Por seu lado, Rúben Coutinho, de 27 anos, residente há 21, refere que gosta de viver aqui, com os funcionários que «fazem papel de mãe e de pai» e «com os irmãos todos». «Nós somos todos unidos, para tudo. Se houver brigas na escola, se alguém tiver alguma dificuldade na vida, ou algum problema para falar…», comenta. Porém, ao contrário do companheiro, Rúben deseja ter, um dia, o seu emprego e a sua casa. No entanto, se, ao sair, algo não correr bem, tem sempre a certeza de ter, aqui, «uma porta aberta», como refere Teresa Antunes, acrescentando que já tiveram «um caso de um rapaz que tinha saído, teve um acidente e não tinha ninguém e fomos buscá-lo ao hospital». Trata-se, assim, de «um modelo mais humanizado, não há um corte aos 21 anos» e é mesmo neste sentido que existe a Casa de Autonomia – um apartamento no centro de Loures, com acompanhamento técnico – que faz a ponte entre a instituição e a «realidade».
Voluntários
No que respeita ao apoio por parte de voluntários, este tem, para a Casa do Gaiato uma grande relevância e, neste momento, existem algumas lacunas, essencialmente no que respeita ao apoio nos estudos para as crianças e jovens, sendo também necessários voluntários que ajudem a integrar as famílias de refugiados, «para saírem, para conhecerem os meios envolventes», aponta Filipa Gonçalves.

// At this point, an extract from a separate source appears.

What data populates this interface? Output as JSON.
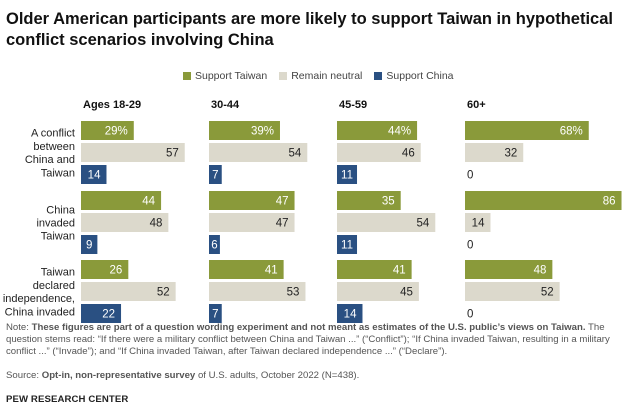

A assistente social, relembra ainda, a importância da estabilidade para os gaiatos: «precisamos de voluntários que permaneçam», pois a constante entrada e saída de pessoas das suas vidas «é extremamente nocivo».
Da direção da Casa do Gaiato fica a promessa de continuar a quebrar os ciclos geracionais de pobreza, dando oportunidades aos mais desfavorecidos, sem perder de vista aquelas que são as necessidades da população.